Allgemein ist noch zu bedenken, dass der Kläger naturgemäß ein wirtschaftliches Eigeninteresse am Ausgang des Rechtsstreits hat und die Zeugin L (ebenso wie die Zeugin T) im Lager des Klägers stehen dürfte. Der Senat verkennt andererseits nicht, dass der Beklagte zu 1. daran interessiert sein muss, sich nicht selbst zu belasten. Allerdings machte der Beklagte zu 1. durchaus einen offenen Eindruck. So hat er eingeräumt, dass er seine Hände im Behandlungszimmer möglicherweise nicht desinfizierte. Zudem vermittelte er dem Senat durch seine Schilderung der „No-Touch-Technik“ den Eindruck, dass er eine sterile Wundversorgung beherrscht und auch ernst nimmt.

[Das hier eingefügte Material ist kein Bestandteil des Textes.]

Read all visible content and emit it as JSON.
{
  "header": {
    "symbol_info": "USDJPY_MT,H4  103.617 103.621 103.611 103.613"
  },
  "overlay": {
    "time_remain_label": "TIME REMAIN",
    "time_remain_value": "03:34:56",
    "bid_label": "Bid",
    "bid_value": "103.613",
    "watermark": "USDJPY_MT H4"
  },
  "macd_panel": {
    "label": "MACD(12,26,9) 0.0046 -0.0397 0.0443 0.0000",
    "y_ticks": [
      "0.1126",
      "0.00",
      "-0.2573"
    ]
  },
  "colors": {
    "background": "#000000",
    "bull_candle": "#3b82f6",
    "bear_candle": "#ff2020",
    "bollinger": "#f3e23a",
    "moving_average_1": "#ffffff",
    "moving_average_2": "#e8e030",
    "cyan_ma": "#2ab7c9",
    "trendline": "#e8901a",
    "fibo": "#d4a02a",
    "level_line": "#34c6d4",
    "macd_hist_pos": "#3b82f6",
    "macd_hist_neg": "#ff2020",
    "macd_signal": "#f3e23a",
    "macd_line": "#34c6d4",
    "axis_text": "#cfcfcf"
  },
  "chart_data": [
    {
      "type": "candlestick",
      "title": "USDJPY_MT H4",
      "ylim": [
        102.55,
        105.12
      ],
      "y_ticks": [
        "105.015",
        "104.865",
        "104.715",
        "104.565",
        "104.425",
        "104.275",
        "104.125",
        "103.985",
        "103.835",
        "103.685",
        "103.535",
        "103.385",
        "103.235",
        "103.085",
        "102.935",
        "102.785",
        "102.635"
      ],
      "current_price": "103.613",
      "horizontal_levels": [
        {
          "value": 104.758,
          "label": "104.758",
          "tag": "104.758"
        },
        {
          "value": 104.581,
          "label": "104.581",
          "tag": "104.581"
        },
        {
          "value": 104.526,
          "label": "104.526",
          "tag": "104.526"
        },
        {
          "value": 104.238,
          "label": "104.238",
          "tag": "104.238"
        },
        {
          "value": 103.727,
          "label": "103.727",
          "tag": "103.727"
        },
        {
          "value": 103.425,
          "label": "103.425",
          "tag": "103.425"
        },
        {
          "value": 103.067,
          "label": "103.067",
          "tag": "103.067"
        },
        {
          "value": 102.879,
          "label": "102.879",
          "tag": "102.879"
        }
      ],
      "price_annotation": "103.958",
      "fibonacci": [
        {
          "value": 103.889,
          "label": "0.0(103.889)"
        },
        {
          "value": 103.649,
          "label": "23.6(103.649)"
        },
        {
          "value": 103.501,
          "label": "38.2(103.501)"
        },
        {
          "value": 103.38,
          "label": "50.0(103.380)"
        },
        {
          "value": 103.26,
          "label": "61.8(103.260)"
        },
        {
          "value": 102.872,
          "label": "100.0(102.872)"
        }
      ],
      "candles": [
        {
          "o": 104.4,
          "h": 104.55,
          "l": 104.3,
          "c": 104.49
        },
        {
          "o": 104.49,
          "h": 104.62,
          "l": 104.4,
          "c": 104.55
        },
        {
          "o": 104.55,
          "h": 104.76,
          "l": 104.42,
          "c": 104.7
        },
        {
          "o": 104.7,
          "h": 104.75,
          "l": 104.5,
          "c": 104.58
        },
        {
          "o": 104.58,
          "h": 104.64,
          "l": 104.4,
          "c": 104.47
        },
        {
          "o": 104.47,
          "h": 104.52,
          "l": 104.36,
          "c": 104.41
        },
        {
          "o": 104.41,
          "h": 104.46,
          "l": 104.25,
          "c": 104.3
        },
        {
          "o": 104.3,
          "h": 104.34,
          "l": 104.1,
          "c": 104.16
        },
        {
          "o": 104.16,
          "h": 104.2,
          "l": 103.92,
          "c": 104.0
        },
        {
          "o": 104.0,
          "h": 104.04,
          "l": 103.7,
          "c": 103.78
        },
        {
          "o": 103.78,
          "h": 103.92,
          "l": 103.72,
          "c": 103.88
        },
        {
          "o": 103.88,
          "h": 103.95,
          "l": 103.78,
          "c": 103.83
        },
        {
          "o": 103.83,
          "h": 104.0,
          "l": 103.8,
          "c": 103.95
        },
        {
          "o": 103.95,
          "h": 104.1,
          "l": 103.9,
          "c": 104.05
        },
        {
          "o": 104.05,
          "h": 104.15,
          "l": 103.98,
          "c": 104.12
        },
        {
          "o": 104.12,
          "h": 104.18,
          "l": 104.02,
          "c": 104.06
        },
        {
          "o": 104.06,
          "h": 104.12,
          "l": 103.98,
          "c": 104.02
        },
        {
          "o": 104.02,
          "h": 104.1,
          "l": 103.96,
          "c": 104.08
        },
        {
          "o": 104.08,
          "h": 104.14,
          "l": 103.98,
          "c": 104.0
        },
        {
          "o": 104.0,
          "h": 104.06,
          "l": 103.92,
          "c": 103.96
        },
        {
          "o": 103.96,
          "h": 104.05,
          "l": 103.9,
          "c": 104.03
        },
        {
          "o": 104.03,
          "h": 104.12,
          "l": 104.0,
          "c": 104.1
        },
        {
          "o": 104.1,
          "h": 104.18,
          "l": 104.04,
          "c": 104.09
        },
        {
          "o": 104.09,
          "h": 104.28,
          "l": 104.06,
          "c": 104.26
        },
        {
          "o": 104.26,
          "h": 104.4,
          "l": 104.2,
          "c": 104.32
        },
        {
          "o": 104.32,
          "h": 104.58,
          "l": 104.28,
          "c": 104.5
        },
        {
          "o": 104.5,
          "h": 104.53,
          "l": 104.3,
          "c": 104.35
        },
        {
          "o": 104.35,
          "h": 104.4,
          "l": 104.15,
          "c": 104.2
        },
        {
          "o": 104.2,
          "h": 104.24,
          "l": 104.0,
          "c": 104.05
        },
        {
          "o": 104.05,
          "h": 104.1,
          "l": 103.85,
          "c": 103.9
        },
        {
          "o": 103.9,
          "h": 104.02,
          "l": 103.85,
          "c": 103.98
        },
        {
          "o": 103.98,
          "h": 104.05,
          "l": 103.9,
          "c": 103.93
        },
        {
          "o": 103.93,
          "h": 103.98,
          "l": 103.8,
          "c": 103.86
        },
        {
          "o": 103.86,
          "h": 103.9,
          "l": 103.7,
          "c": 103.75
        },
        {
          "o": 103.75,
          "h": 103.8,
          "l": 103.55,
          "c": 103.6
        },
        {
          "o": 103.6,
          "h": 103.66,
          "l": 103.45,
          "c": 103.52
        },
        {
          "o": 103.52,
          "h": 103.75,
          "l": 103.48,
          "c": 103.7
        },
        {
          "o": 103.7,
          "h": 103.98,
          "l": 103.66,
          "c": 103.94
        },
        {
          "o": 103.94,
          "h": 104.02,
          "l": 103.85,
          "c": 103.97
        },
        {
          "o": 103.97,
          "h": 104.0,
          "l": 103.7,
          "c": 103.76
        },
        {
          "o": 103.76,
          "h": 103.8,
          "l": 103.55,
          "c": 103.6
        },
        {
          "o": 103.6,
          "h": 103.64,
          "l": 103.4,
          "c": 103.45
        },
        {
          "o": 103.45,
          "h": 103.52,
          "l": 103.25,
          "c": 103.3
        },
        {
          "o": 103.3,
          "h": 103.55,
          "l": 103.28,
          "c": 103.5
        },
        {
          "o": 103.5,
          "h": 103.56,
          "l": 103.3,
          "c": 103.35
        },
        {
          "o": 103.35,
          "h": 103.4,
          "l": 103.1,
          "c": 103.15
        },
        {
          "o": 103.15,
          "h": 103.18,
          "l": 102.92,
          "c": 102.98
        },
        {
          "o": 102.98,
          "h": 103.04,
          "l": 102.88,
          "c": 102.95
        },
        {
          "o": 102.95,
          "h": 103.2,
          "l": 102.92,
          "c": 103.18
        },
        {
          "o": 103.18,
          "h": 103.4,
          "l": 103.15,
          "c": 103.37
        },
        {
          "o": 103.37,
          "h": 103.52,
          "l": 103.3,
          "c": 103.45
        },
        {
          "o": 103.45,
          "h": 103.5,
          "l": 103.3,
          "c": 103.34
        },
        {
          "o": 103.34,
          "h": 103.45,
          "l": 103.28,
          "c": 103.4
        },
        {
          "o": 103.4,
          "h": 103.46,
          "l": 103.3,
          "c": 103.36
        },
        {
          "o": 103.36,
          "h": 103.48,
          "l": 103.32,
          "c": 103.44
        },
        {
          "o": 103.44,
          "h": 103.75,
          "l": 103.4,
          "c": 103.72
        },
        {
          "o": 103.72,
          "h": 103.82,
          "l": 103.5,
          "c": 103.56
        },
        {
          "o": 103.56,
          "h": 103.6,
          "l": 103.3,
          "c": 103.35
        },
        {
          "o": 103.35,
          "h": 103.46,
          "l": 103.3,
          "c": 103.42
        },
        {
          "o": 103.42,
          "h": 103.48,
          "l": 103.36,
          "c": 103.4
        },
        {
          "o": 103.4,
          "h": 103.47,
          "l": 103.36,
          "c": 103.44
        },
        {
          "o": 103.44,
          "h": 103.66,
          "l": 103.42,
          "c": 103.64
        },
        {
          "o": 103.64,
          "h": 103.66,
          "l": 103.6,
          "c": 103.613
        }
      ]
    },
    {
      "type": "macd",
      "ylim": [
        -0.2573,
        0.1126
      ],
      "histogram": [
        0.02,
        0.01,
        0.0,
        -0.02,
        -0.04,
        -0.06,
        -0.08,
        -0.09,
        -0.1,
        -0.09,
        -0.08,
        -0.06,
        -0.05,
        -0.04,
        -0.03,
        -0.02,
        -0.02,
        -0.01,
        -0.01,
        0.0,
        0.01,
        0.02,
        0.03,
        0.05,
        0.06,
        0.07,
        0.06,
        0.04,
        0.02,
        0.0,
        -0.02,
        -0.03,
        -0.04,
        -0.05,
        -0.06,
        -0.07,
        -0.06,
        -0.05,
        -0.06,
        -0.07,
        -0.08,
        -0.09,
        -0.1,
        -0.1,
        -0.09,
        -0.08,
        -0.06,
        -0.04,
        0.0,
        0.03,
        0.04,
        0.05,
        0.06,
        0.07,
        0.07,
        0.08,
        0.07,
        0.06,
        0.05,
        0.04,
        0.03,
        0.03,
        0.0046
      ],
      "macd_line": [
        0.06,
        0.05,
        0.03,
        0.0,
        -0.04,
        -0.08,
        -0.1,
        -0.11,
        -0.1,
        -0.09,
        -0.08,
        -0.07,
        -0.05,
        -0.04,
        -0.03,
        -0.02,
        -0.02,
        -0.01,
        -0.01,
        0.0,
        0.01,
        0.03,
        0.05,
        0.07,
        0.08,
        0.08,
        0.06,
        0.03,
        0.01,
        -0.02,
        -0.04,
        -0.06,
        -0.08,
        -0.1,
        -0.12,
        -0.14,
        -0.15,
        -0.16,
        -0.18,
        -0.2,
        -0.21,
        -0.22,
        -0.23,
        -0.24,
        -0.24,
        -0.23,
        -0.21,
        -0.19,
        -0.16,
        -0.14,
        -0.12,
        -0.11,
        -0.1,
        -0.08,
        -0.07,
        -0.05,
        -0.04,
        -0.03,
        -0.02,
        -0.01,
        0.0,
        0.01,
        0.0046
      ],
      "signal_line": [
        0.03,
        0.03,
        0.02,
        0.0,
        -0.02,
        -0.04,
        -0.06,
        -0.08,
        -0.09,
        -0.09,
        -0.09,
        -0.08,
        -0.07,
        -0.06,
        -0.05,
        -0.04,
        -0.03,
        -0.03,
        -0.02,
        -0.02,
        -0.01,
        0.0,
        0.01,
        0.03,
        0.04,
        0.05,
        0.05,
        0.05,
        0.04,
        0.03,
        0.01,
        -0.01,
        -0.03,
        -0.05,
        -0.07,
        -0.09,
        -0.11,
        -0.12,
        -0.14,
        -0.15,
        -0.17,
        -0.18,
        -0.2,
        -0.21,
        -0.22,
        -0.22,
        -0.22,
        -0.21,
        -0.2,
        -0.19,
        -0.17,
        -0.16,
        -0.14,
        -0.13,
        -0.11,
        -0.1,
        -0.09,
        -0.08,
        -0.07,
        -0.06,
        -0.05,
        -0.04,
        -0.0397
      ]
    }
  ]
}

Dies spricht gegen die Missachtung elementarer Hygieneanforderungen, wie sie hier in Rede steht (Einlegen eines kontaminierten Schwamms in eine offene Sternumwunde).
Die vom Landgericht gesehenen Widersprüche zwischen den erstinstanzlichen Aussagen des Klägers und der Zeugin L erkennt der Senat nicht. Im Ergebnis ist die Entscheidung des Landgerichts jedoch zu bestätigen. Es ist insgesamt nicht sicher festzustellen, ob der Beklagte zu 1. am 10.02.2012 den neuen Schwamm mit der (behandschuhten) Hand anfasste oder nicht. Diese Unsicherheit geht zu Lasten des Klägers, dem der Nachweis eines schadensursächlichen Behandlungsfehlers obliegt.
III.
Die Kostenentscheidung für das Berufungsverfahren folgt aus § 97 Abs. 1 ZPO. Die Entscheidungen zur vorläufigen Vollstreckbarkeit beruhen auf den §§ 708 Nr. 10, 711 ZPO.
IV.
Eine Zulassung der Revision ist nicht veranlasst, da die Voraussetzungen des § 543 Abs. 2 ZPO nicht erfüllt sind.
Der BGH hat die Nichtzulassungsbeschwerde mit Beschluss vom 11.07.2017 zurückgewiesen (VI ZR 7/17).